Tomatoes and cars are not generally known to have a common union with another, but research being conducted at Ford Motor Co. and H.J. Heinz Co. are seeing different possibilities. Researchers at both companies are collaborating with new, innovative ideas to successfully integrate the use of tomato fibers in developing renewable, synthesized materials for automobile manufacturing. For example, the fibers in a dried tomato skin could be turned into a storage bin for coins, or the same material could be implemented into wiring brackets in the same Ford vehicle.
Dr. Ellen Lee (Ford’s plastics research technical specialist) said, “We are exploring whether this food processing byproduct makes sense for an automotive application. Our goal is to develop a strong, lightweight material that meets our vehicle requirements, while at the same time reducing our overall environmental impact.”
Collaboration with Ford, Heinz, The Coca-Cola Company, Nike Inc., and Procter & Gamble began almost two years ago in the hopes of creating an entirely organic plastic material to replace the current petrochemicals that are used in plastics today. Everything from packaging to fabric in the car would drastically have decreased negative impact on the environment than petroleum-based packaging currently in use.

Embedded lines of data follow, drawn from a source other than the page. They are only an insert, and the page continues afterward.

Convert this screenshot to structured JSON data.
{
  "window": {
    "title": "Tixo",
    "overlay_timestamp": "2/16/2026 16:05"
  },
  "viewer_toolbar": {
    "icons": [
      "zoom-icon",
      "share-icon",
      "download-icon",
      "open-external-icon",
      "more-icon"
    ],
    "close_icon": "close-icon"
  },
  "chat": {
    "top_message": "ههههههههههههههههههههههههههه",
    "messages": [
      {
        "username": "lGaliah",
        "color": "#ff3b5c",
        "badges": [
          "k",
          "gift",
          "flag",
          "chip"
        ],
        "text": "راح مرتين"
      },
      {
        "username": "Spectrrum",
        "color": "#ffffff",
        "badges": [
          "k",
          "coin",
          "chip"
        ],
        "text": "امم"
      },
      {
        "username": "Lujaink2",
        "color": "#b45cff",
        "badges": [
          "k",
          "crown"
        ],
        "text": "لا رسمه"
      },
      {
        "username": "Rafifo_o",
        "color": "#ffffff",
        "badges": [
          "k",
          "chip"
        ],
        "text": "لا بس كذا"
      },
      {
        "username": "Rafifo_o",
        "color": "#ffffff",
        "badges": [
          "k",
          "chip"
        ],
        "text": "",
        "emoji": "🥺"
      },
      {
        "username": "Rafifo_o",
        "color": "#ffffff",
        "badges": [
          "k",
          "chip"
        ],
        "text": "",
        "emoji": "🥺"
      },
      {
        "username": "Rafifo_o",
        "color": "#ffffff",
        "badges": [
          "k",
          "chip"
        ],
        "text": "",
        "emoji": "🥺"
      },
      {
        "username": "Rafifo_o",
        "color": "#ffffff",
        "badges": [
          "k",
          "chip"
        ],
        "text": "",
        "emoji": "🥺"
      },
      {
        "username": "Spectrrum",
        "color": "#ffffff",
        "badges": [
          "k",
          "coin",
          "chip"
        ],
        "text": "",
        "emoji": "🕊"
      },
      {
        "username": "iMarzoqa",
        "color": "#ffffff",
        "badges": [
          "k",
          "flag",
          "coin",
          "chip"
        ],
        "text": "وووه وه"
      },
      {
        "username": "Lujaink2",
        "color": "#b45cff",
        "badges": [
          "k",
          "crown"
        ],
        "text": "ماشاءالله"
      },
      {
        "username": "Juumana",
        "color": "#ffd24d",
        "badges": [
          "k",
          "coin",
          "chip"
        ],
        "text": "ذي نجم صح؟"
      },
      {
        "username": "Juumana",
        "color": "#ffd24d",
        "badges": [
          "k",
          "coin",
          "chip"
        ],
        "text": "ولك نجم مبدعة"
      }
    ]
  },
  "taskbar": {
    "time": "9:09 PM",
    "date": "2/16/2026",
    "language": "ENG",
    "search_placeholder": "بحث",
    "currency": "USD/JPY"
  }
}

Lead researchers at Heinz turned to Ford during their attempt to recycle byproducts of their famous ketchup production, including stems, seeds, and peels. Research of innovative re-purposing of these components of tomatoes begun with the fact that Heinz uses 2 million tons of tomatoes each year for ketchup production.
“We are delighted that the technology has been validated. Although we are in the very early stages of research, and many questions remain, we are excited about the possibilities this could produce for both Heinz and Ford, and the advancement of sustainable 100% plant-based plastics,” said Vidhu Nagpal, associate director, packaging R&D for Heinz.
Ford’s global sustainability strategy of reducing, reusing, and recycling is used to decrease the company’s damage to the environment while also boosting the development of fuel-efficiency in each vehicle they create. In the last few years, Ford’s use of recycled materials, like nonmetal and bio-based materials, has drastically increased as the company’s bio-based technology now has eight different materials in use, including “cellulose fiber-reinforced console components and rice hull-filled electrical cowl brackets.”